Charlie Jones has seen his advertising clients move their spending from traditional billboard and radio advertisements to a new form of interactive marketing.

And he has followed the money.

Mr. Jones, who until last month was a traditional advertising executive with three years of experience as chief marketing officer and director of account management at Arnold Worldwide, a D.C. agency, was appointed to the same position at RedPeg Marketing, an experiential firm in Alexandria.

Experiential marketing gives people interaction with a product in hopes they will like it and become loyal customers.

Mr. Jones, 39, hopes to help RedPeg combine traditional marketing of a brand with live interaction to get consumers invested in a product.

Advertising has changed, Mr. Jones said, and consumers require interaction with a product before it will grab their attention.

“It’s harder to establish a relationship with customers,” he said. “If they’re actually touching, developing a relationship … you have a much better chance of indoctrinating people to the brand. Ads are flat and suspect to many people.”

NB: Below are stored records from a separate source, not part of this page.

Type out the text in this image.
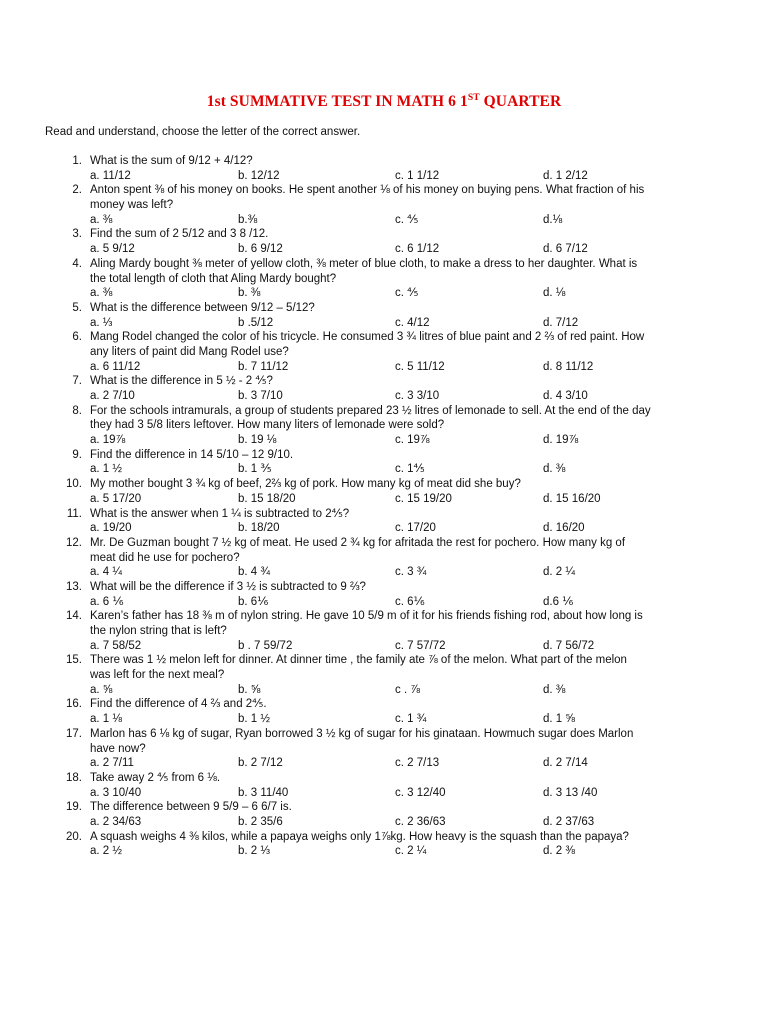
1st SUMMATIVE TEST IN MATH 6 1ST QUARTER
Read and understand, choose the letter of the correct answer.
1. What is the sum of 9/12 + 4/12?
a. 11/12	b. 12/12	c. 1 1/12	d. 1 2/12
2. Anton spent ⅜ of his money on books. He spent another ⅛ of his money on buying pens. What fraction of his
money was left?
a. ⅜	b.⅜	c. ⅘	d.⅛
3. Find the sum of 2 5/12 and 3 8 /12.
a. 5 9/12	b. 6 9/12	c. 6 1/12	d. 6 7/12
4. Aling Mardy bought ⅜ meter of yellow cloth, ⅜ meter of blue cloth, to make a dress to her daughter. What is
the total length of cloth that Aling Mardy bought?
a. ⅜	b. ⅜	c. ⅘	d. ⅛
5. What is the difference between 9/12 – 5/12?
a. ⅓	b .5/12	c. 4/12	d. 7/12
6. Mang Rodel changed the color of his tricycle. He consumed 3 ¾ litres of blue paint and 2 ⅔ of red paint. How
any liters of paint did Mang Rodel use?
a. 6 11/12	b. 7 11/12	c. 5 11/12	d. 8 11/12
7. What is the difference in 5 ½ - 2 ⅘?
a. 2 7/10	b. 3 7/10	c. 3 3/10	d. 4 3/10
8. For the schools intramurals, a group of students prepared 23 ½ litres of lemonade to sell. At the end of the day
they had 3 5/8 liters leftover. How many liters of lemonade were sold?
a. 19⅞	b. 19 ⅛	c. 19⅞	d. 19⅞
9. Find the difference in 14 5/10 – 12 9/10.
a. 1 ½	b. 1 ⅗	c. 1⅘	d. ⅜
10. My mother bought 3 ¾ kg of beef, 2⅔ kg of pork. How many kg of meat did she buy?
a. 5 17/20	b. 15 18/20	c. 15 19/20	d. 15 16/20
11. What is the answer when 1 ¼ is subtracted to 2⅘?
a. 19/20	b. 18/20	c. 17/20	d. 16/20
12. Mr. De Guzman bought 7 ½ kg of meat. He used 2 ¾ kg for afritada the rest for pochero. How many kg of
meat did he use for pochero?
a. 4 ¼	b. 4 ¾	c. 3 ¾	d. 2 ¼
13. What will be the difference if 3 ½ is subtracted to 9 ⅔?
a. 6 ⅙	b. 6⅙	c. 6⅙	d.6 ⅙
14. Karen’s father has 18 ⅜ m of nylon string. He gave 10 5/9 m of it for his friends fishing rod, about how long is
the nylon string that is left?
a. 7 58/52	b . 7 59/72	c. 7 57/72	d. 7 56/72
15. There was 1 ½ melon left for dinner. At dinner time , the family ate ⅞ of the melon. What part of the melon
was left for the next meal?
a. ⅝	b. ⅝	c . ⅞	d. ⅜
16. Find the difference of 4 ⅔ and 2⅘.
a. 1 ⅛	b. 1 ½	c. 1 ¾	d. 1 ⅝
17. Marlon has 6 ⅛ kg of sugar, Ryan borrowed 3 ½ kg of sugar for his ginataan. Howmuch sugar does Marlon
have now?
a. 2 7/11	b. 2 7/12	c. 2 7/13	d. 2 7/14
18. Take away 2 ⅘ from 6 ⅛.
a. 3 10/40	b. 3 11/40	c. 3 12/40	d. 3 13 /40
19. The difference between 9 5/9 – 6 6/7 is.
a. 2 34/63	b. 2 35/6	c. 2 36/63	d. 2 37/63
20. A squash weighs 4 ⅜ kilos, while a papaya weighs only 1⅞kg. How heavy is the squash than the papaya?
a. 2 ½	b. 2 ⅓	c. 2 ¼	d. 2 ⅜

Mr. Jones said he likes the creativity required to bring an experience to life. For America Online, RedPeg put together interactive booths where prospective customers sat in a living-room-style setting and tried out high-speed AOL.

Although these methods reach fewer people, they are more effective than billboards, Mr. Jones said.

Mr. Jones was hired for his ability to manage top accounts and bring products to life to reach the greatest number of consumers, said Brad Nierenberg, RedPeg’s president.

“He brings us both the ability to be very creative and strategic with our clients’ marketing dollars,” Mr. Nierenberg said.

In his new job, Mr. Jones will be responsible for corporate marketing, developing new business and managing accounts. He expects to be challenged by experiential marketing, which is new for many of his clients.

RedPeg, which employs about 80 people, has been around for 10 years. Arnold Worldwide is much larger, with five offices in the United States and 13 offices in other countries.

“I like the idea of a frontier experience in a small, energetic company. It’s very different from a large ad agency,” he said.

Mr. Jones, who likes to fly fish, golf and play guitar, lives in Bethesda with his wife, Meg, and four sons.